ACCIDENT DE LA CIRCULATION DANS UN LOGEMENT DE FONCTION DE LA GENDARMERIE DE COLMAR, M.F. Steinlé-Feuerbach

Marie-France STEINLE-FEUERBACH

Professeur émérite en Droit privé et Sciences criminelles à l’Université de Haute-Alsace

Directeur honoraire du CERDACC (UR 3992)

 

Observations sous :

Cass. civ. 2e, 3 avril 2025, n° 23-19.534, F-B

 

En privilégiant l’application de la loi du 10 juillet 1985 aux conséquences de la communication d’un incendie dû au débordement du réservoir d’une moto immobilisée dans un garage, la deuxième chambre civile marque, une fois de plus, son hostilité au deuxième alinéa de l’article 1242 du code civil (anciennement article 1384), disposition dérogatoire au droit commun de la responsabilité du fait des choses.

 

Mots clés :

Accident de la circulation – assurances – chaudière   communication d’incendie   flaque d’essence – implication – logement de fonction – motocyclette – stationnement

 

Le 8 mai 2004, M [G], gendarme bénéficiant d’un logement de service hors caserne loué auprès d’un bailleur privé par la gendarmerie de Colmar, procédait au remplissage du réservoir de sa motocyclette dans le garage de ce logement, à proximité de la chaudière à gaz. Un trop plein d’essence s’est alors répandu sur le sol y créant une flaque. Celle-ci s’est enflammée lors de la mise de la mise en route de la chaudière, les flammes détruisant la moto, puis, l’incendie se propageant rapidement à l’intégralité de la maison.
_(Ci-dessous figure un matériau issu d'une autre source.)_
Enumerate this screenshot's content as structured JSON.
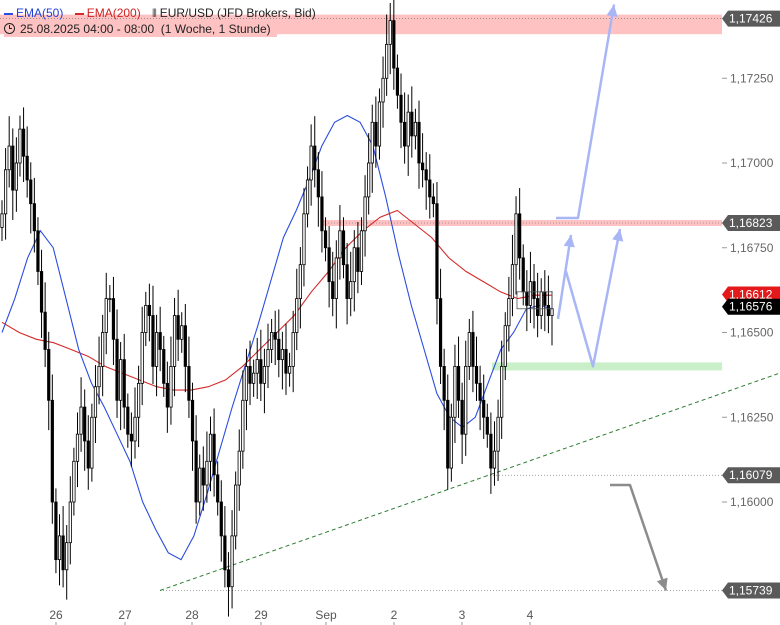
{
  "legend": {
    "ema50_label": "EMA(50)",
    "ema200_label": "EMA(200)",
    "instrument": "EUR/USD (JFD Brokers, Bid)",
    "period": "25.08.2025 04:00 - 08:00",
    "interval": "(1 Woche, 1 Stunde)"
  },
  "colors": {
    "ema50": "#2b4de0",
    "ema200": "#d42a2a",
    "candle": "#000000",
    "resistance_zone": "#ffc2c2",
    "support_zone": "#c9efc9",
    "trendline": "#2e7d32",
    "forecast_up": "#a9b6f5",
    "forecast_down": "#8c8c8c",
    "ema200_price_bg": "#e3191b",
    "last_price_bg": "#000000",
    "price_label_bg": "#5a5a5a"
  },
  "chart_data": {
    "type": "candlestick",
    "x_labels": [
      "26",
      "27",
      "28",
      "29",
      "Sep",
      "2",
      "3",
      "4"
    ],
    "y_ticks": [
      "1,17250",
      "1,17000",
      "1,16750",
      "1,16500",
      "1,16250",
      "1,16000"
    ],
    "ylim": [
      1.1572,
      1.175
    ],
    "price_labels": {
      "top_resistance": "1,17426",
      "resistance": "1,16823",
      "ema200_value": "1,16612",
      "last_price": "1,16576",
      "support": "1,16079",
      "bottom": "1,15739"
    },
    "levels": {
      "resistance_zone": 1.17426,
      "resistance_line": 1.16823,
      "support_zone": 1.164,
      "support_line": 1.16079,
      "low_line": 1.15739
    },
    "candles_close": [
      1.1685,
      1.1698,
      1.1705,
      1.1692,
      1.17,
      1.171,
      1.1702,
      1.1695,
      1.1688,
      1.168,
      1.1668,
      1.1656,
      1.1645,
      1.163,
      1.16,
      1.1583,
      1.159,
      1.158,
      1.1588,
      1.16,
      1.1612,
      1.162,
      1.1628,
      1.1618,
      1.161,
      1.1625,
      1.1634,
      1.164,
      1.165,
      1.166,
      1.166,
      1.1648,
      1.163,
      1.1642,
      1.1628,
      1.162,
      1.1618,
      1.1625,
      1.1635,
      1.165,
      1.1658,
      1.1655,
      1.164,
      1.165,
      1.1645,
      1.1635,
      1.1628,
      1.164,
      1.1655,
      1.1648,
      1.1652,
      1.164,
      1.163,
      1.1618,
      1.16,
      1.161,
      1.1605,
      1.1612,
      1.162,
      1.1608,
      1.16,
      1.159,
      1.158,
      1.1575,
      1.159,
      1.1605,
      1.1615,
      1.163,
      1.164,
      1.1635,
      1.1638,
      1.1642,
      1.1635,
      1.164,
      1.1645,
      1.165,
      1.1648,
      1.1642,
      1.1645,
      1.1638,
      1.164,
      1.165,
      1.166,
      1.167,
      1.1685,
      1.1695,
      1.1705,
      1.1698,
      1.169,
      1.168,
      1.1675,
      1.1665,
      1.166,
      1.1672,
      1.168,
      1.167,
      1.166,
      1.1665,
      1.1675,
      1.1668,
      1.168,
      1.169,
      1.17,
      1.1712,
      1.1705,
      1.1718,
      1.1725,
      1.1735,
      1.1742,
      1.1728,
      1.172,
      1.1712,
      1.1705,
      1.1715,
      1.1708,
      1.1712,
      1.17,
      1.1698,
      1.1695,
      1.169,
      1.1688,
      1.166,
      1.164,
      1.163,
      1.161,
      1.1625,
      1.164,
      1.163,
      1.162,
      1.164,
      1.165,
      1.164,
      1.1635,
      1.163,
      1.1625,
      1.162,
      1.161,
      1.1615,
      1.1625,
      1.164,
      1.1652,
      1.166,
      1.167,
      1.1685,
      1.1672,
      1.1662,
      1.1658,
      1.1665,
      1.166,
      1.1655,
      1.1662,
      1.1658,
      1.1655,
      1.1657
    ],
    "ema50": [
      1.165,
      1.166,
      1.1672,
      1.168,
      1.1675,
      1.166,
      1.1645,
      1.1635,
      1.1628,
      1.162,
      1.1612,
      1.16,
      1.1592,
      1.1585,
      1.1583,
      1.159,
      1.1602,
      1.1615,
      1.1628,
      1.164,
      1.1652,
      1.1665,
      1.1678,
      1.1686,
      1.1695,
      1.1705,
      1.1712,
      1.1714,
      1.1712,
      1.1705,
      1.169,
      1.1673,
      1.1658,
      1.1645,
      1.1632,
      1.1625,
      1.1622,
      1.1625,
      1.1635,
      1.1645,
      1.165,
      1.1657,
      1.1658,
      1.1657
    ],
    "ema200": [
      1.1653,
      1.165,
      1.1648,
      1.1647,
      1.1645,
      1.1643,
      1.164,
      1.1638,
      1.1636,
      1.1634,
      1.1633,
      1.1633,
      1.1634,
      1.1636,
      1.164,
      1.1645,
      1.165,
      1.1655,
      1.1662,
      1.1668,
      1.1675,
      1.168,
      1.1684,
      1.1686,
      1.1682,
      1.1678,
      1.1672,
      1.1668,
      1.1665,
      1.1662,
      1.166,
      1.1661,
      1.1661
    ]
  }
}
La prise en charge du sinistre a alors suivi son parcours assuranciel. La SA MAAF, assureur habitation du propriétaire, après avoir indemnisé ce dernier, a été, de même que celui-ci, déclaré irrecevable en son action dirigée contre l’État français. Ils ont alors tous deux saisi le tribunal de grande instance de Paris lequel a retenu la responsabilité contractuelle de l’État en qualité de locataire et a condamné l’Agent judiciaire de l’État (AJE) à verser 164 596,89 euros à la MAAF ainsi que 5 303,01 euros au propriétaire, outre les intérêts légaux.

Ce jugement ayant été exécuté à la satisfaction du propriétaire et de son assureur, c’est au tour de l’AJE de chercher à se faire rembourser par une action subrogatoire dirigée contre le gendarme imprudent et son assureur responsabilité civile, la SA ACM IARD, sur le fondement de la responsabilité extra-contractuelle.

Le 26 avril 2021, le tribunal judiciaire de Strasbourg avait écarté l’application de la loi du 5 juillet 1985, dite loi Badinter, en considérant que c’était l’action conjuguée de la chaudière et de la flaque d’essence qui avait abouti à l’incendie et non pas une étincelle provenant de la moto. Le tribunal a donc fait droit à la demande de l’AJE sur le fondement de l’article 1242 alinéa 2 du code civil en retenant la faute du gendarme.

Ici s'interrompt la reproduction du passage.